前回まで↓
ワークショップの3日間は、濃いというか深いというか言葉で表すことのできない衝撃の連続だった。
参加者は何かしら人生の壁にぶつかっていたり、生き辛さを感じているような人たちばかりだ。繰り返されるライブセッションを見たり、セッションの一部に参加したりしてまず思ったことは、
『私はなんて小さなことで悩んでいたんだ!』
ということ。
人それぞれに事情があるわけだから、悩みに大きいも小さいもないとは思いながらも、そんなふうに思わずにはいられないほど複雑なものを抱えている人も何人もいた。
セッションでは心の深いところに触れていくわけで、思い出したくない過去や辛かった出来事、叶わなかった願いなどと向かい合わなければいけない。
セッションを受けている本人はもちろん、周りで見守る他の参加者たちも、何かしら自分の持っている問題と重なりあちらこちらですすり泣く声が。
失礼な言い方かもしれないが、主催者の方たちのセッションの腕前にも驚かされるばかりだった。
休憩と食事以外はみっちり講義やセッションだった。
1日目も2日目も終わる頃には頭がクラクラするほどだった。
家族のもとを離れ、さみしくて眠れないんじゃないかなんて心配もあったが、部屋が3人部屋だったこともあり、寂しさは感じなかった。
電話の向こうの子どもたちも元気そうで安心した。
贅沢だと感じたのは大浴場だ。
家族で温泉や旅行に行くことは年に何度かあるが、そんな時は末っ子が滑って転んで頭でも打たないかと世話を焼き追いかけて。

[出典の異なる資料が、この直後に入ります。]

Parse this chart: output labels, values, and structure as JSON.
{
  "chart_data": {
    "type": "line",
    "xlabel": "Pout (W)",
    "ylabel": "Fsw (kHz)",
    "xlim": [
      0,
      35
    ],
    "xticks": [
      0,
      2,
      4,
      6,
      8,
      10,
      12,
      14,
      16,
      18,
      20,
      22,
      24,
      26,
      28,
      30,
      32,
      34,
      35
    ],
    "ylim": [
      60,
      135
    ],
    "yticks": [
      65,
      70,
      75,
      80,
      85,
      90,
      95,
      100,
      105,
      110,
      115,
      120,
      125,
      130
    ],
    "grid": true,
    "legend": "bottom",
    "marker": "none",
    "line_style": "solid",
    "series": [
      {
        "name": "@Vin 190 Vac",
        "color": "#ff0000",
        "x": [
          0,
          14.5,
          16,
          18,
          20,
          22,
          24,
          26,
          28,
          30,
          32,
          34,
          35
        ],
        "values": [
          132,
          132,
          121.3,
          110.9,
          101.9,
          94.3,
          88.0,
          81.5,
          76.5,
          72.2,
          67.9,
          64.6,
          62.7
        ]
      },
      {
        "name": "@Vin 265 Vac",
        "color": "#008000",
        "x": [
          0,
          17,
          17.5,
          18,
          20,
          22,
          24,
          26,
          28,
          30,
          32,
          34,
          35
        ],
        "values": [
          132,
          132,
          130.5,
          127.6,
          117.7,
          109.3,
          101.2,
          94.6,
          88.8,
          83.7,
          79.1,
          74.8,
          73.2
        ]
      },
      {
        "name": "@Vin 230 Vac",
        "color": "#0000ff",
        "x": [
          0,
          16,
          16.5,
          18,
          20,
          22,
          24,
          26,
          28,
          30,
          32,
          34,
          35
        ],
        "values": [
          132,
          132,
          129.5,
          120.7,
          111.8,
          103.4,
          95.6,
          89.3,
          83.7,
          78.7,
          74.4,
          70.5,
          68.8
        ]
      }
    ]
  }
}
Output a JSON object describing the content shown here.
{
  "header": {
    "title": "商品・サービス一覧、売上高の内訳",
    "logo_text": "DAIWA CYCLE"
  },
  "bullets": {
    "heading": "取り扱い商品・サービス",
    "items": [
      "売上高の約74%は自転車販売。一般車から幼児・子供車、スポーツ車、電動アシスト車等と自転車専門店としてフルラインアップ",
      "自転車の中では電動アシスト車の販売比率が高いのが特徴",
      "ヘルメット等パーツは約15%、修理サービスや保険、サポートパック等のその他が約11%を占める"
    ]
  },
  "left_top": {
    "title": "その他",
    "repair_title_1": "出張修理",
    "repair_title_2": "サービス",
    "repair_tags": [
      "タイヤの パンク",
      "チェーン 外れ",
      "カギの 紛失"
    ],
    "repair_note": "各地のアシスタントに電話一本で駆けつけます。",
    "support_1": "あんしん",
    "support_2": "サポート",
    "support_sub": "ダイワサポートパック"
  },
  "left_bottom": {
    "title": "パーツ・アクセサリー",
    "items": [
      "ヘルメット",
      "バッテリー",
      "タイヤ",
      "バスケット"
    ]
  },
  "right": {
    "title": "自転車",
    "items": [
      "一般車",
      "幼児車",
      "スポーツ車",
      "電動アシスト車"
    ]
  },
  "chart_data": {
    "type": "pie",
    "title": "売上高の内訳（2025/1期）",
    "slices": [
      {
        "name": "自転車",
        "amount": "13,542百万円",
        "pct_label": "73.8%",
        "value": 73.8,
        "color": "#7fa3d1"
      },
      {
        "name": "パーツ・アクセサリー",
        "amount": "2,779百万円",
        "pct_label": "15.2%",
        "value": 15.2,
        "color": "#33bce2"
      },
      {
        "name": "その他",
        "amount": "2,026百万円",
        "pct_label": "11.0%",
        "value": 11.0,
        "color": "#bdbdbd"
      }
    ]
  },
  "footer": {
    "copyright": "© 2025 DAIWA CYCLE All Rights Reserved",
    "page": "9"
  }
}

お湯に入ってもはしゃぎすぎて溺れはしないかと気が抜けない。
『どこに行っても常に子どもたちを気にかけている』
そんなことが当たり前の私にとって、
『自分だけのことを考えていていい』
『自分の好きなだけお風呂に浸かり、自分のタイミングで露天風呂に移る』
そんなことがとてつもなく贅沢に感じ、
『こんな時間を持ったことないな〜・・・』
と、しみじみ思った。
ワークショップも3日目となると、言葉を交わせる人も増え、facebookで友達申請をし合うなど、来る前からは考えられないがとても楽しく充実した時を過ごしている自分がいた。
『妻』でも『母』でも『嫁』でもない私が、3日前は見ず知らず同士だった方たちと対等に話をしている。
それは、これまで子どもを置いて自分だけが出かけることなどありえないという私の中の掟が、そうではなかったと身をもって実感させてくれるものだった。
私もきっとそうだったと思うが、参加者のほとんどが3日前とは別人の顔になっていた。
柔らかく穏やかな表情をしている人。
光が射したような明るい表情をしている人。
名残惜しいと感じているのも私だけではなかったと思う。
『来て良かった!』
『勇気を出して良かった!』
強く強くそんな思いを抱きながらワークショップは幕を閉じた。